#FOMCMeeting Based on the real-time market data of Ethereum (ETH) on May 6, 2025 (current price $1,791.80, EMA30 resistance $1,809.70, MACD short positions dominant), combined with technical indicators and volume-price structure, the following precise strategy for 1 hour is formulated:
Core strategy and points
1. Resistance level for short positions
- Entry conditions: Price rebounds to 1,805-1,810 USD (EMA30 + MA26 overlapping resistance), combined with 1-hour MACD histogram contraction or KDJ overbought (K > 50).
- Target: Pull back to $1,790-$1,795 (EMA5 support), break below to look for $1,780 (daily low).
- Stop loss: set above $1,815 to guard against false breakouts.
2. Support level rebound to go long
- Entry conditions: Price falls back to stabilize in the range of $1,780-$1,785 (daily EMA60 support + on-chain liquidation zone), combined with RSI<30 or bottom divergence signal.
- Target: Rebound to $1,795-$1,805 (EMA10 resistance), take profit in batches after breaking through.
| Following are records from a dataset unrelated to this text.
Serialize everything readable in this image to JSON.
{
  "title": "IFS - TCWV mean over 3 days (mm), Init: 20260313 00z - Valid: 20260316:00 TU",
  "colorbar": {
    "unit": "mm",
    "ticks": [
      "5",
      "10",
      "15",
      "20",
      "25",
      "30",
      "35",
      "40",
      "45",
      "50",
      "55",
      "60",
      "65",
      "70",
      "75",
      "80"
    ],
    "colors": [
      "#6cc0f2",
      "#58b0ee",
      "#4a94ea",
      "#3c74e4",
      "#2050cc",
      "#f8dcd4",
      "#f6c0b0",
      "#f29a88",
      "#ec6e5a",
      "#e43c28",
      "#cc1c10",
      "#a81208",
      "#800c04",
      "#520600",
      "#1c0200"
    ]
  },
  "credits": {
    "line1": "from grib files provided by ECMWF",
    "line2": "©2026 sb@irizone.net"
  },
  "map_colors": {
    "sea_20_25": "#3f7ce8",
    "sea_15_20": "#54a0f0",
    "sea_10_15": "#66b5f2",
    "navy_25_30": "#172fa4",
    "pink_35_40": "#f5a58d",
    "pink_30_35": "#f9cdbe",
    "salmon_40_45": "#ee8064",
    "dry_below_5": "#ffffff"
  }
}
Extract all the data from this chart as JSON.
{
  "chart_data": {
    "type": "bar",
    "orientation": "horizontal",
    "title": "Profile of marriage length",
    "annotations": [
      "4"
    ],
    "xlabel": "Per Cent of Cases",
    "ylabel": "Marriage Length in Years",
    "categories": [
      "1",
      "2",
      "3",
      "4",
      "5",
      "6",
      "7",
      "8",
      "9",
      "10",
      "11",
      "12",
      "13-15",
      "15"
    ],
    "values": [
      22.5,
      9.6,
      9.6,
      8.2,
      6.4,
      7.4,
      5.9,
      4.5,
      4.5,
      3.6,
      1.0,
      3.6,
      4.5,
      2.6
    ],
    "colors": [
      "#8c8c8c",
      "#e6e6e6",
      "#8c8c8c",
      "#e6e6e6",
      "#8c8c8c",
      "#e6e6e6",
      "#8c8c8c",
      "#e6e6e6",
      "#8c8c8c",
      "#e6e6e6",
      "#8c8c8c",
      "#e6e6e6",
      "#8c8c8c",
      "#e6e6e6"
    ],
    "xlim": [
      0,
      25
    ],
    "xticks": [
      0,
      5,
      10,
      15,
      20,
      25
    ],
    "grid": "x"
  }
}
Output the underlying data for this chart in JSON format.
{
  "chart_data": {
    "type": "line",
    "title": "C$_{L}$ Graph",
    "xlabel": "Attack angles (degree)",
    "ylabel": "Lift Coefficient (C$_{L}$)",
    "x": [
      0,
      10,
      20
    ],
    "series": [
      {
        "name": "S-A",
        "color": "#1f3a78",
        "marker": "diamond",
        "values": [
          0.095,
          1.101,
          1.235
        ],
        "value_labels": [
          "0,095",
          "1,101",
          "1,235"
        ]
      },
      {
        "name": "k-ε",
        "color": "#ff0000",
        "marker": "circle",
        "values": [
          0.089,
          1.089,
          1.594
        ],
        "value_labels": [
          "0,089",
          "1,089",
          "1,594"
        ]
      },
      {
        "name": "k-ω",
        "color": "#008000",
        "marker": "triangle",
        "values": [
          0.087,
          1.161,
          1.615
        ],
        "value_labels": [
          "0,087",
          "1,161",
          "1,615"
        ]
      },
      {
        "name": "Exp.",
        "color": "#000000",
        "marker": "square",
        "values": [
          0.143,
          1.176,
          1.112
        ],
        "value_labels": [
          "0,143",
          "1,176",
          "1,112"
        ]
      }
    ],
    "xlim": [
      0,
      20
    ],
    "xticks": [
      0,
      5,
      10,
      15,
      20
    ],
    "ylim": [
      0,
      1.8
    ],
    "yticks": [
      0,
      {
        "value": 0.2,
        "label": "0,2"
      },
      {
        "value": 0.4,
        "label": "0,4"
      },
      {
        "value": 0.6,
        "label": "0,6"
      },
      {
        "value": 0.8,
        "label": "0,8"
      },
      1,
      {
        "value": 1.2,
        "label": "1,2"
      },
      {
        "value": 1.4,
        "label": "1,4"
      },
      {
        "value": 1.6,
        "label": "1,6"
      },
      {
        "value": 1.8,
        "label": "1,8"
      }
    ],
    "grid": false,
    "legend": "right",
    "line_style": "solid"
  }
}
- Stop-loss: set strictly below $1,775, risk ≤3%.
3. Breakthrough short positions
- Entry conditions: Price breaks below $1,780 (strong intraday support), confirmed by 1-hour close and volume > 35 million USDT.
- Target: A drop to $1,760-$1,750 (psychological level + Fibonacci extension), breaking down to look for $1,730.
- Stop loss: dynamically move up to above $1,790 to protect profits.
Key Signals and Risk Control
- MACD Momentum: Current MACD bar -0.92 (short positions continue), DIF ( -3.79) crosses below DEA ( -2.87) deepening the decline, a rebound requires volume support.
- KDJ Indicator: J value 57.5 (neutral to bearish), if the price rebounds to $1,805 it may face resistance and fall back.
- BTC correlation: If Bitcoin falls below $83,000, ETH may accelerate its correction; if it holds above $84,500, it may drive ETH to rebound to $1,800.
- On-chain risk: The current price of ETH is approaching the maximum pain point of $1,780 for options. If it falls below $1,775, it may trigger liquidations exceeding $320 million.